Un financement déterminant, mais encore incomplet
Le montage financier ayant permis l’acquisition du bâtiment repose sur plusieurs partenaires. Jusqu’à maintenant, près de 6,87 M$ ont été amassés. Le gouvernement du Québec a contribué par l’entremise de la Mesure d’aide financière pour la revitalisation de l’Est de Montréal, la Fondation Lucie et André Chagnon a versé 2 M$, et la Caisse Desjardins du Centre‑est de Montréal a accordé un financement de 3 M$.
Patricia Rossi, vice‑présidente de la Fondation Chagnon, explique que le caractère collectif du projet a été déterminant dans l’octroi du soutien financier. « Pour nous, il faut que les projets soient ancrés dans leur milieu et portés par plusieurs acteurs. On finance des collectifs, pas des organismes seuls. La collaboration est essentielle pour répondre à des enjeux sociaux complexes », indique-t-elle.
Même si l’achat est maintenant assuré, une seconde étape financière s’amorce : la recherche de fonds pour aménager les locaux. En ce sens, le Collectif attend des réponses de l’Initiative immobilière communautaire du Grand Montréal, d’Investissement Québec et des Fonds du Grand Mouvement de Desjardins à la suite de demandes d’aide financière.

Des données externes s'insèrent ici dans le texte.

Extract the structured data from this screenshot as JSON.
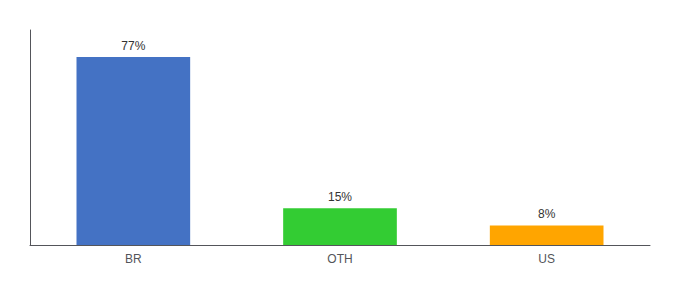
{
  "chart_data": {
    "type": "bar",
    "categories": [
      "BR",
      "OTH",
      "US"
    ],
    "values": [
      77,
      15,
      8
    ],
    "value_labels": [
      "77%",
      "15%",
      "8%"
    ],
    "colors": [
      "#4472C4",
      "#33CC33",
      "#FFA500"
    ],
    "ylim": [
      0,
      88
    ],
    "data_labels": true,
    "tick_labels": "x",
    "grid": false
  }
}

Une installation progressive
L’emménagement des trois organismes propriétaires des lieux se fera de façon graduelle. Interrogée à ce sujet, Lina Raffoul estime que leur installation pourrait être complétée d’ici environ un an. « Mon souhait à moi, ce serait de pouvoir emménager demain matin! », s’exclame‑t‑elle, mais elle reconnaît que plusieurs étapes doivent encore être franchies avant que les trois organisations puissent occuper pleinement leurs nouveaux locaux. Elle précise que certains services pourraient s’installer plus tôt dans les espaces déjà disponibles, tandis que d’autres devront attendre que les travaux d’aménagement soient réalisés et que le financement nécessaire soit confirmé.

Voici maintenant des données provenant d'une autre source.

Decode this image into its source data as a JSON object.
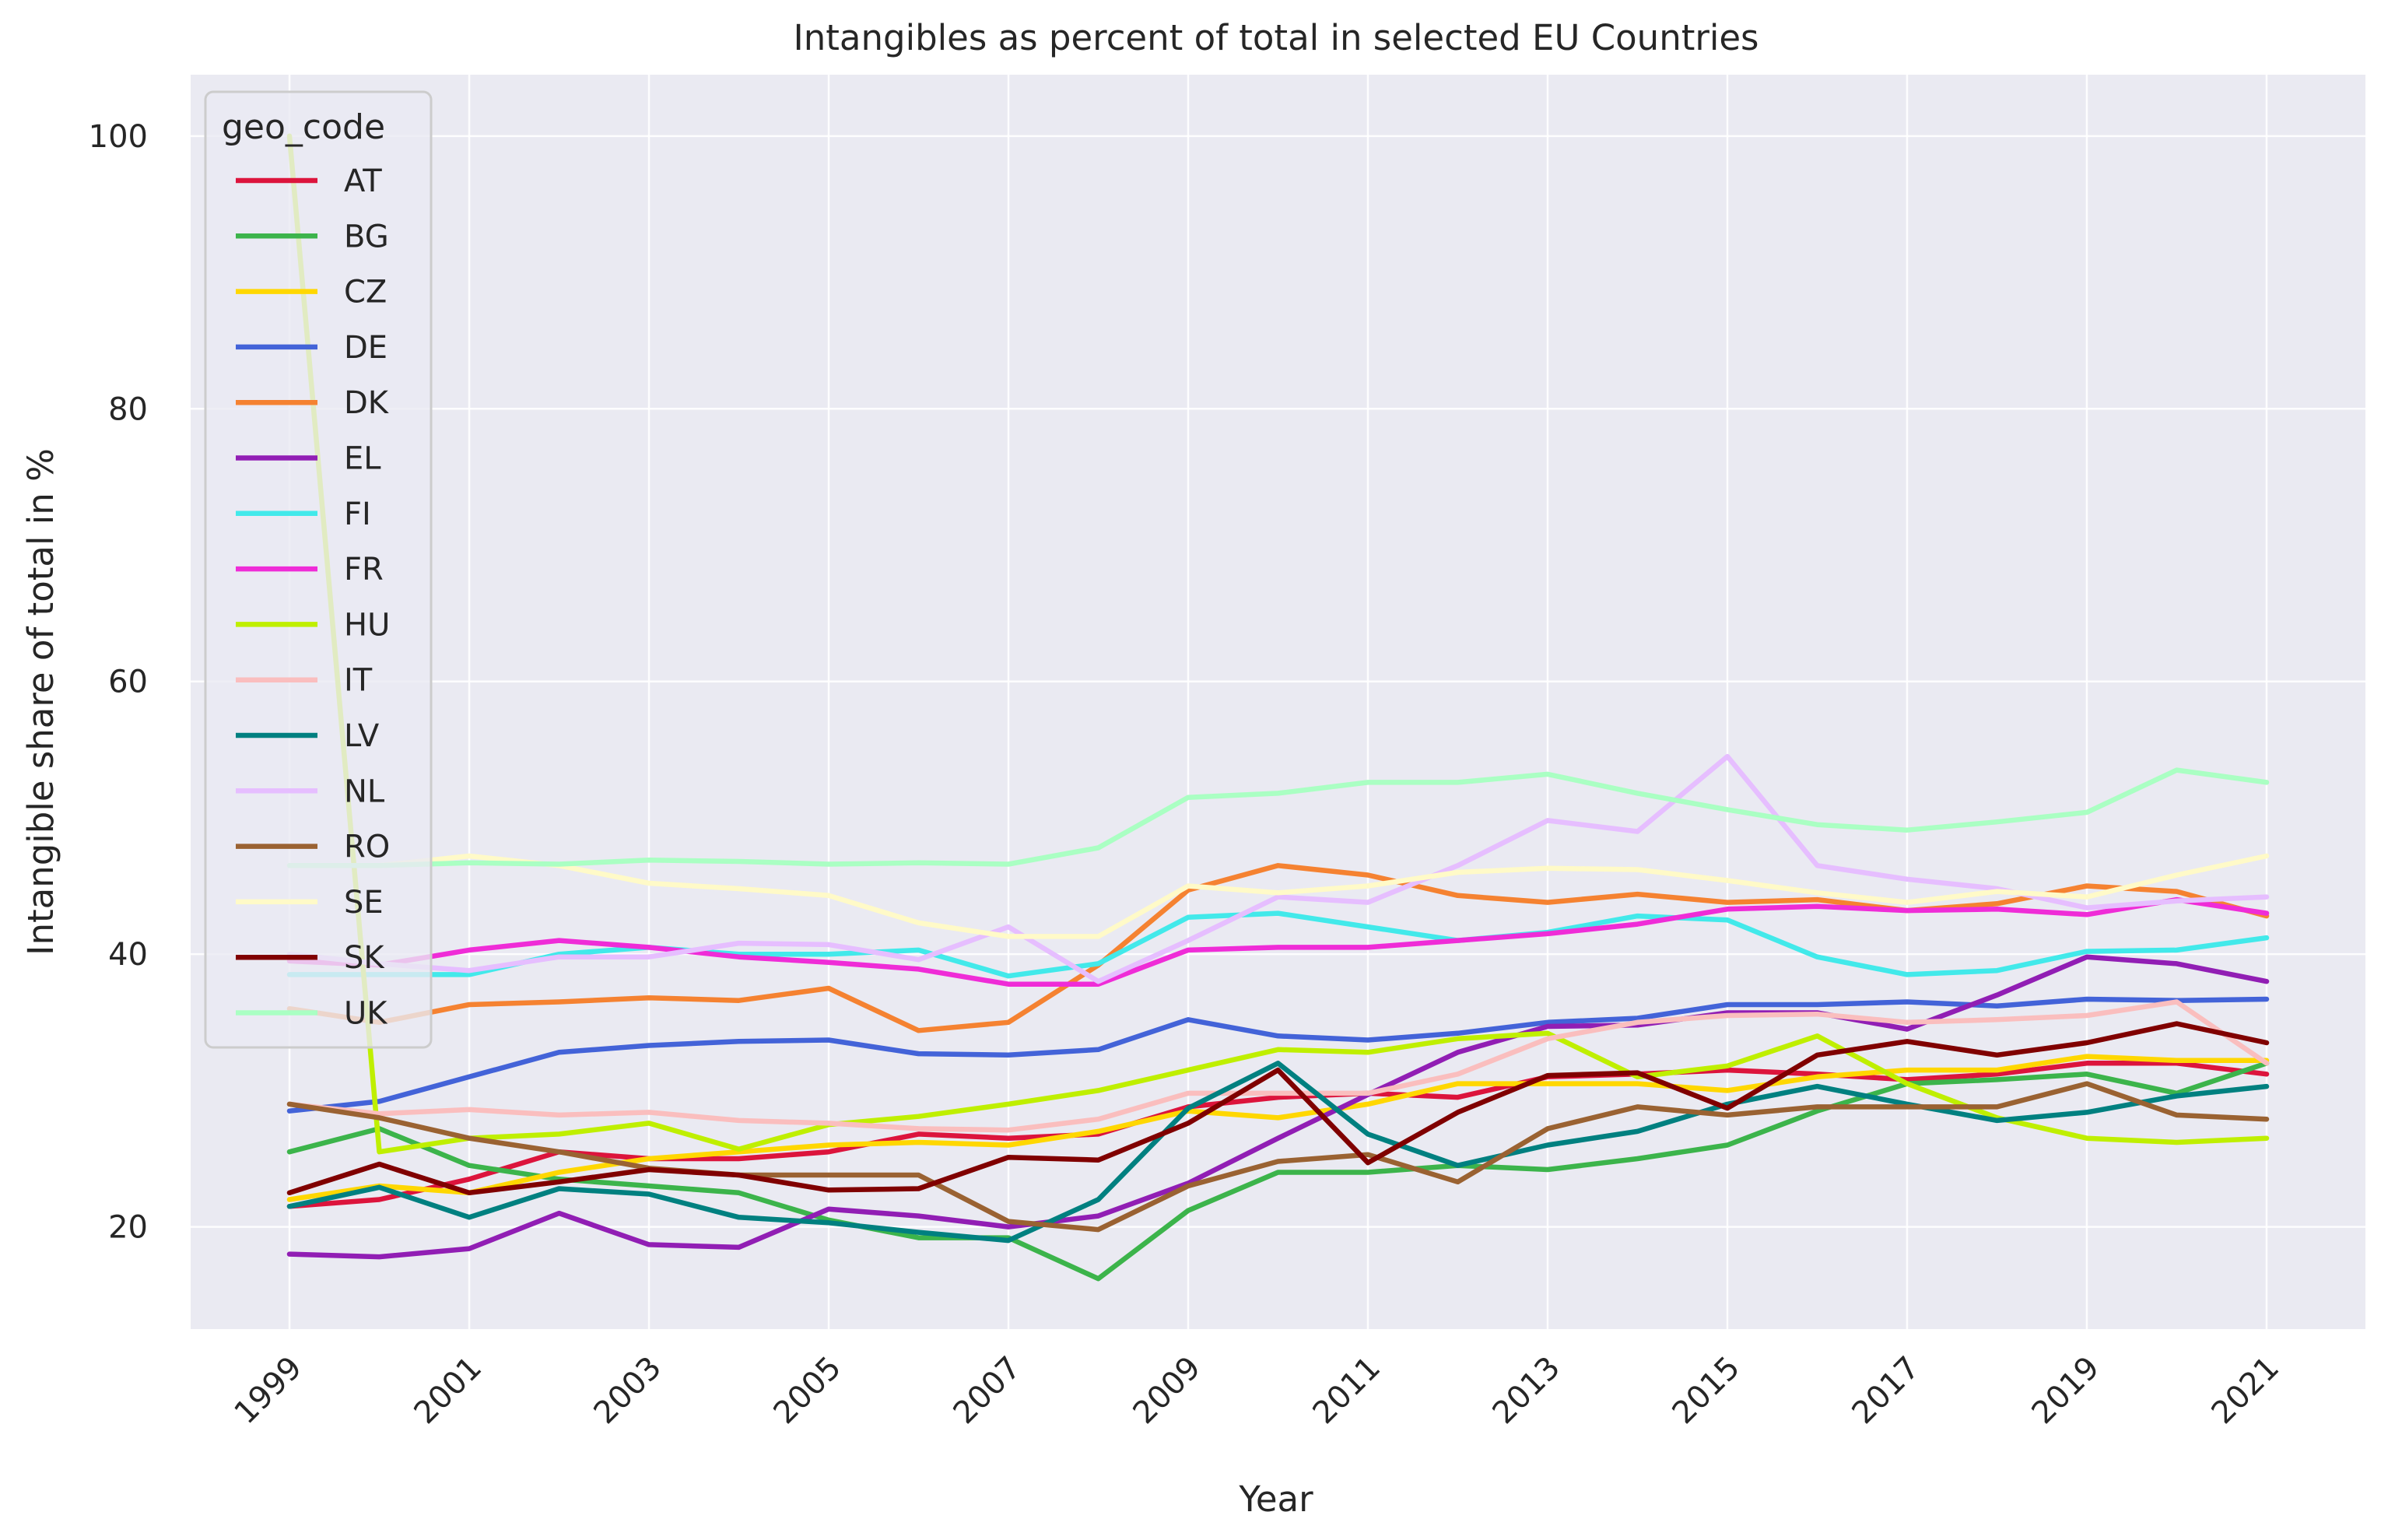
{
  "chart_data": {
    "type": "line",
    "title": "Intangibles as percent of total in selected EU Countries",
    "xlabel": "Year",
    "ylabel": "Intangible share of total in %",
    "x": [
      1999,
      2000,
      2001,
      2002,
      2003,
      2004,
      2005,
      2006,
      2007,
      2008,
      2009,
      2010,
      2011,
      2012,
      2013,
      2014,
      2015,
      2016,
      2017,
      2018,
      2019,
      2020,
      2021
    ],
    "xlim": [
      1997.9,
      2022.1
    ],
    "ylim": [
      12.5,
      104.5
    ],
    "xticks": [
      "1999",
      "2001",
      "2003",
      "2005",
      "2007",
      "2009",
      "2011",
      "2013",
      "2015",
      "2017",
      "2019",
      "2021"
    ],
    "yticks": [
      "20",
      "40",
      "60",
      "80",
      "100"
    ],
    "grid": true,
    "legend": {
      "title": "geo_code",
      "position": "top-left"
    },
    "series": [
      {
        "name": "AT",
        "color": "#dc143c",
        "values": [
          21.5,
          22.0,
          23.5,
          25.5,
          25.0,
          25.0,
          25.5,
          26.8,
          26.5,
          26.8,
          28.8,
          29.5,
          29.8,
          29.5,
          31.0,
          31.2,
          31.5,
          31.2,
          30.8,
          31.2,
          32.0,
          32.0,
          31.2
        ]
      },
      {
        "name": "BG",
        "color": "#3cb44b",
        "values": [
          25.5,
          27.2,
          24.5,
          23.5,
          23.0,
          22.5,
          20.5,
          19.2,
          19.2,
          16.2,
          21.2,
          24.0,
          24.0,
          24.5,
          24.2,
          25.0,
          26.0,
          28.5,
          30.5,
          30.8,
          31.2,
          29.8,
          32.0
        ]
      },
      {
        "name": "CZ",
        "color": "#ffd700",
        "values": [
          22.0,
          23.0,
          22.5,
          24.0,
          25.0,
          25.5,
          26.0,
          26.2,
          26.0,
          27.0,
          28.5,
          28.0,
          29.0,
          30.5,
          30.5,
          30.5,
          30.0,
          31.0,
          31.5,
          31.5,
          32.5,
          32.2,
          32.2
        ]
      },
      {
        "name": "DE",
        "color": "#4363d8",
        "values": [
          28.5,
          29.2,
          31.0,
          32.8,
          33.3,
          33.6,
          33.7,
          32.7,
          32.6,
          33.0,
          35.2,
          34.0,
          33.7,
          34.2,
          35.0,
          35.3,
          36.3,
          36.3,
          36.5,
          36.2,
          36.7,
          36.6,
          36.7
        ]
      },
      {
        "name": "DK",
        "color": "#f58231",
        "values": [
          36.0,
          35.0,
          36.3,
          36.5,
          36.8,
          36.6,
          37.5,
          34.4,
          35.0,
          39.2,
          44.7,
          46.5,
          45.8,
          44.3,
          43.8,
          44.4,
          43.8,
          44.0,
          43.2,
          43.7,
          45.0,
          44.6,
          42.8
        ]
      },
      {
        "name": "EL",
        "color": "#911eb4",
        "values": [
          18.0,
          17.8,
          18.4,
          21.0,
          18.7,
          18.5,
          21.3,
          20.8,
          20.0,
          20.8,
          23.2,
          26.5,
          29.7,
          32.8,
          34.7,
          34.8,
          35.7,
          35.7,
          34.5,
          37.0,
          39.8,
          39.3,
          38.0
        ]
      },
      {
        "name": "FI",
        "color": "#42e9ea",
        "values": [
          38.5,
          38.5,
          38.5,
          40.0,
          40.5,
          40.0,
          40.0,
          40.3,
          38.4,
          39.3,
          42.7,
          43.0,
          42.0,
          41.0,
          41.6,
          42.8,
          42.5,
          39.8,
          38.5,
          38.8,
          40.2,
          40.3,
          41.2
        ]
      },
      {
        "name": "FR",
        "color": "#ef2cd7",
        "values": [
          39.5,
          39.2,
          40.3,
          41.0,
          40.5,
          39.8,
          39.4,
          38.9,
          37.8,
          37.8,
          40.3,
          40.5,
          40.5,
          41.0,
          41.5,
          42.2,
          43.3,
          43.5,
          43.2,
          43.3,
          42.9,
          44.0,
          43.0
        ]
      },
      {
        "name": "HU",
        "color": "#bfef00",
        "values": [
          100.0,
          25.5,
          26.5,
          26.8,
          27.6,
          25.7,
          27.5,
          28.1,
          29.0,
          30.0,
          31.5,
          33.0,
          32.8,
          33.8,
          34.2,
          31.0,
          31.8,
          34.0,
          30.5,
          28.0,
          26.5,
          26.2,
          26.5
        ]
      },
      {
        "name": "IT",
        "color": "#fabebe",
        "values": [
          29.0,
          28.3,
          28.6,
          28.2,
          28.4,
          27.8,
          27.6,
          27.2,
          27.1,
          27.9,
          29.8,
          29.8,
          29.8,
          31.2,
          33.8,
          35.0,
          35.5,
          35.6,
          35.0,
          35.2,
          35.5,
          36.5,
          32.0
        ]
      },
      {
        "name": "LV",
        "color": "#008080",
        "values": [
          21.5,
          22.9,
          20.7,
          22.8,
          22.4,
          20.7,
          20.3,
          19.6,
          19.0,
          22.0,
          28.7,
          32.0,
          26.8,
          24.5,
          26.0,
          27.0,
          29.0,
          30.3,
          29.0,
          27.8,
          28.4,
          29.6,
          30.3
        ]
      },
      {
        "name": "NL",
        "color": "#e6beff",
        "values": [
          40.0,
          39.3,
          38.8,
          39.8,
          39.8,
          40.8,
          40.7,
          39.6,
          42.0,
          38.0,
          41.0,
          44.2,
          43.8,
          46.5,
          49.8,
          49.0,
          54.5,
          46.5,
          45.5,
          44.8,
          43.4,
          43.9,
          44.2
        ]
      },
      {
        "name": "RO",
        "color": "#9a6232",
        "values": [
          29.0,
          28.0,
          26.5,
          25.5,
          24.3,
          23.8,
          23.8,
          23.8,
          20.4,
          19.8,
          23.0,
          24.8,
          25.3,
          23.3,
          27.2,
          28.8,
          28.2,
          28.8,
          28.8,
          28.8,
          30.5,
          28.2,
          27.9
        ]
      },
      {
        "name": "SE",
        "color": "#fffac8",
        "values": [
          46.5,
          46.5,
          47.2,
          46.5,
          45.2,
          44.8,
          44.3,
          42.3,
          41.3,
          41.3,
          45.0,
          44.5,
          45.0,
          46.0,
          46.3,
          46.2,
          45.4,
          44.5,
          43.8,
          44.6,
          44.2,
          45.8,
          47.2
        ]
      },
      {
        "name": "SK",
        "color": "#800000",
        "values": [
          22.5,
          24.6,
          22.5,
          23.3,
          24.2,
          23.8,
          22.7,
          22.8,
          25.1,
          24.9,
          27.6,
          31.5,
          24.7,
          28.4,
          31.1,
          31.3,
          28.7,
          32.6,
          33.6,
          32.6,
          33.5,
          34.9,
          33.5
        ]
      },
      {
        "name": "UK",
        "color": "#aaffc3",
        "values": [
          46.5,
          46.5,
          46.7,
          46.6,
          46.9,
          46.8,
          46.6,
          46.7,
          46.6,
          47.8,
          51.5,
          51.8,
          52.6,
          52.6,
          53.2,
          51.8,
          50.6,
          49.5,
          49.1,
          49.7,
          50.4,
          53.5,
          52.6
        ]
      }
    ]
  }
}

À long terme, le Collectif souhaite offrir un toit au plus grand nombre d’organismes communautaires possible. Toutefois, les six étages de l’immeuble ne sont pas entièrement disponibles étant donné la présence de nombreux locataires. On retrouve notamment une pharmacie et un café au rez‑de‑chaussée, et la société financière Manuvie occupe la totalité du cinquième étage de l’immeuble. Le rythme d’accueil de nouveaux organismes issus du milieu communautaire sera donc en partie dicté par les départs éventuels des locataires actuels.
Néanmoins, plusieurs locaux sont d’ores et déjà disponibles: quatre étages sont inoccupés en grande partie ou en totalité dont le sixième étage destiné à être un espace collaboratif. L’espace sera disponible pour l’ensemble des groupes du quartier, renforçant ainsi la vocation de partage du bâtiment.